Il ne s’agit pas d’imposer une idéologie, ou une vision du monde, ou une forme de la culture. Il s’agit bien au contraire de mettre la culture et l’éducation au service du déploiement d’une libre personnalité. Toutes les institutions culturelles (éducation, presse, édition, spectacles, musique) auront à se fixer un but à la fois exigeant et formel : le déploiement de toutes les richesses de la subjectivité, de la réflexion, de l’imaginaire et de l’inconscient. La libre personnalité ayant reçu et recevant sans cesse la nourriture qui la rend possible et lui révèle ses pouvoirs, il lui appartiendra bien entendu, à partir de sa propre liberté, d’inventer les formes et les modalités de sa jouissance, les formes et les modalités de sa joyeuse insertion dans le monde.

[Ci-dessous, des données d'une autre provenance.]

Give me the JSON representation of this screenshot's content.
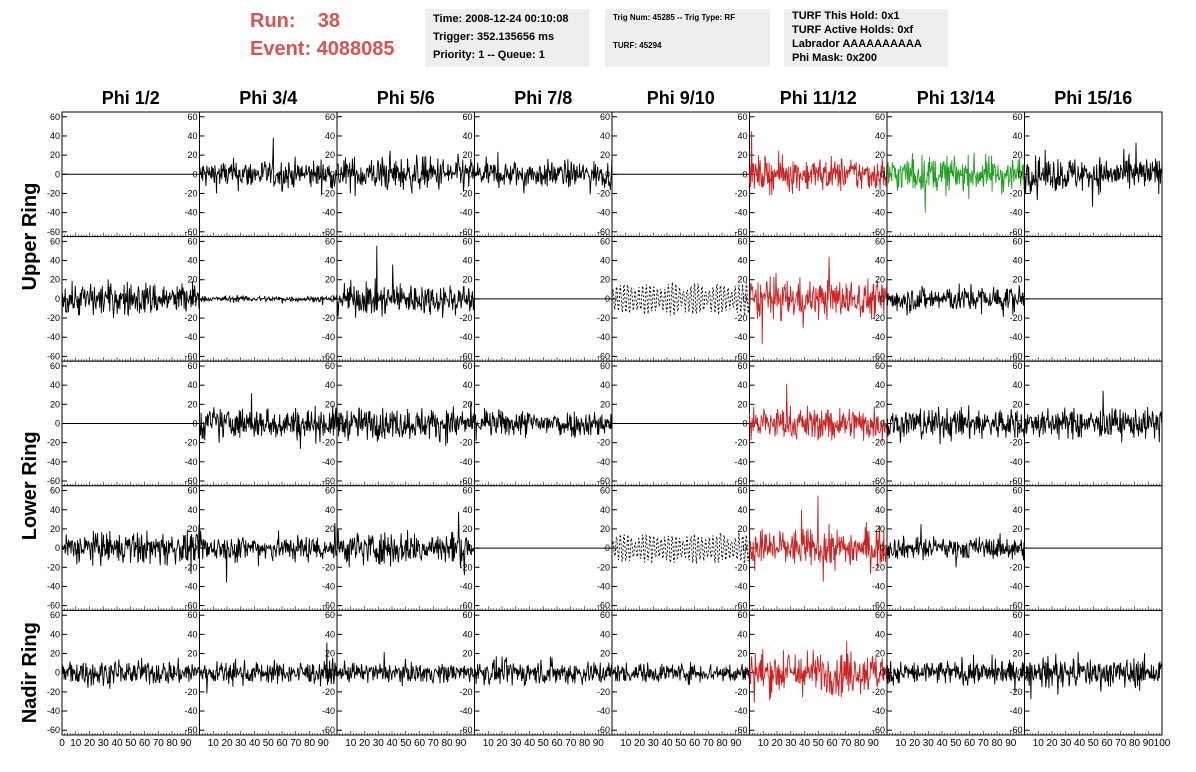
{
  "header": {
    "run_label": "Run:",
    "run_value": "38",
    "event_label": "Event:",
    "event_value": "4088085",
    "time": "Time: 2008-12-24 00:10:08",
    "trigger": "Trigger: 352.135656 ms",
    "priority": "Priority: 1 -- Queue: 1",
    "trig_num": "Trig Num: 45285 -- Trig Type: RF",
    "turf": "TURF: 45294",
    "turf_this_hold": "TURF This Hold: 0x1",
    "turf_active_holds": "TURF Active Holds: 0xf",
    "labrador": "Labrador AAAAAAAAAA",
    "phi_mask": "Phi Mask: 0x200",
    "accent_color": "#d9534f"
  },
  "chart_data": {
    "type": "line",
    "title": "",
    "column_labels": [
      "Phi 1/2",
      "Phi 3/4",
      "Phi 5/6",
      "Phi 7/8",
      "Phi 9/10",
      "Phi 11/12",
      "Phi 13/14",
      "Phi 15/16"
    ],
    "ring_labels": [
      "Upper Ring",
      "Lower Ring",
      "Nadir Ring"
    ],
    "xlim": [
      0,
      100
    ],
    "ylim": [
      -65,
      65
    ],
    "x_ticks": [
      "0",
      "10",
      "20",
      "30",
      "40",
      "50",
      "60",
      "70",
      "80",
      "90",
      "100"
    ],
    "y_ticks": [
      "60",
      "40",
      "20",
      "0",
      "-20",
      "-40",
      "-60"
    ],
    "rows": [
      [
        {
          "style": "flat",
          "color": "#000000"
        },
        {
          "style": "noise",
          "amplitude": 12,
          "color": "#000000"
        },
        {
          "style": "noise",
          "amplitude": 14,
          "color": "#000000"
        },
        {
          "style": "noise",
          "amplitude": 11,
          "color": "#000000"
        },
        {
          "style": "flat",
          "color": "#000000"
        },
        {
          "style": "noise",
          "amplitude": 14,
          "color": "#cc2222"
        },
        {
          "style": "noise",
          "amplitude": 15,
          "color": "#22a022"
        },
        {
          "style": "noise",
          "amplitude": 14,
          "color": "#000000"
        }
      ],
      [
        {
          "style": "noise",
          "amplitude": 14,
          "color": "#000000"
        },
        {
          "style": "noise",
          "amplitude": 2.5,
          "color": "#000000"
        },
        {
          "style": "noise",
          "amplitude": 13,
          "color": "#000000"
        },
        {
          "style": "flat",
          "color": "#000000"
        },
        {
          "style": "dashed",
          "amplitude": 16,
          "color": "#000000"
        },
        {
          "style": "noise",
          "amplitude": 16,
          "color": "#cc2222"
        },
        {
          "style": "noise",
          "amplitude": 11,
          "color": "#000000"
        },
        {
          "style": "flat",
          "color": "#000000"
        }
      ],
      [
        {
          "style": "flat",
          "color": "#000000"
        },
        {
          "style": "noise",
          "amplitude": 13,
          "color": "#000000"
        },
        {
          "style": "noise",
          "amplitude": 13,
          "color": "#000000"
        },
        {
          "style": "noise",
          "amplitude": 11,
          "color": "#000000"
        },
        {
          "style": "flat",
          "color": "#000000"
        },
        {
          "style": "noise",
          "amplitude": 14,
          "color": "#cc2222"
        },
        {
          "style": "noise",
          "amplitude": 13,
          "color": "#000000"
        },
        {
          "style": "noise",
          "amplitude": 12,
          "color": "#000000"
        }
      ],
      [
        {
          "style": "noise",
          "amplitude": 13,
          "color": "#000000"
        },
        {
          "style": "noise",
          "amplitude": 11,
          "color": "#000000"
        },
        {
          "style": "noise",
          "amplitude": 14,
          "color": "#000000"
        },
        {
          "style": "flat",
          "color": "#000000"
        },
        {
          "style": "dashed",
          "amplitude": 15,
          "color": "#000000"
        },
        {
          "style": "noise",
          "amplitude": 16,
          "color": "#cc2222"
        },
        {
          "style": "noise",
          "amplitude": 9,
          "color": "#000000"
        },
        {
          "style": "flat",
          "color": "#000000"
        }
      ],
      [
        {
          "style": "noise",
          "amplitude": 10,
          "color": "#000000"
        },
        {
          "style": "noise",
          "amplitude": 9,
          "color": "#000000"
        },
        {
          "style": "noise",
          "amplitude": 8,
          "color": "#000000"
        },
        {
          "style": "noise",
          "amplitude": 10,
          "color": "#000000"
        },
        {
          "style": "noise",
          "amplitude": 8,
          "color": "#000000"
        },
        {
          "style": "noise",
          "amplitude": 18,
          "color": "#cc2222"
        },
        {
          "style": "noise",
          "amplitude": 10,
          "color": "#000000"
        },
        {
          "style": "noise",
          "amplitude": 12,
          "color": "#000000"
        }
      ]
    ]
  }
}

Les tâches institutionnelles, sur ce plan de la culture, ne sauraient être que formelles, puisque l’institution n’a pas d’autre but, dans une société libre, que la liberté même. C’est pourquoi il n’y aura ni doctrine officielle d’Etat, ni religion d’Etat, ni idéologie préférentielle. Tout devra être connu, tout devra être diffusé, rien ne sera ni occulté ni piégé.

Mais cette liberté totale de l’expression, de la culture et de l’éducation ne saurait, dans notre perspective, avoir sa fin en elle-même. La création d’une société de libres citoyens, s’affirmant chacun comme une libre personnalité, n’est que le moyen fondamental de cette plus haute finalité qu’est l’apprentissage du désir, c’est-à-dire l’apprentissage de la conscience de soi et de la libre jouissance de l’existence.

Dans ce déploiement « philosophique» de la culture mise au service de l’existence heureuse entre en jeu l’apprentissage de la relation à l’autre et de la réciprocité. Toutes nos institutions et toutes nos habitudes, ici en France, s’opposent à la transparence et à l’établissement d’authentiques relations réciproques, liberées des fantômes soit de l’argent, soit du pouvoir hiérarchique. L’appropriation collective des moyens de production ne suffit évidemment pas pour instaurer de telles relations de réciprocité. Il faut en outre culture, élégance d’esprit, et générosité. Ces choses s’apprennent, se construisent, se diffusent. « La conscience s’apprend » disait un philosophe. Mais on pourrait ajouter : l’amour aussi, et la joie, et la transparence.

Mais un obstacle ici doit être surmonté (après la propriété privée des industries) : c’est la jalousie existentielle. Or, ne plus considérer que la joie de l’autre, et sa réussite, et son existence, sont un scandale, ne plus considérer l’existence même d’autrui comme une gêne, un obstacle, une compétition, un scandale, exige une véritable révolution culturelle, une transformation radicale des habitudes mentales que nous inculque (si nous ne sommes pas vigilants) la société compétitive où nous vivons. Cette transformation radicale de nos habitudes mentales et de nos attitudes agressives à l’égard d’autrui et pessimistes à l’égard du monde, c’est précisément l’une des tâches d’une politique culturelle qui nous proposerait d’apprendre au plus grand nombre la conscience de soi, la libre personnalité et le plaisir de vivre. Tout commence peut-être par le regard amical jeté sur l’autre, et par la mise en échec de la jalousie existen-tielle.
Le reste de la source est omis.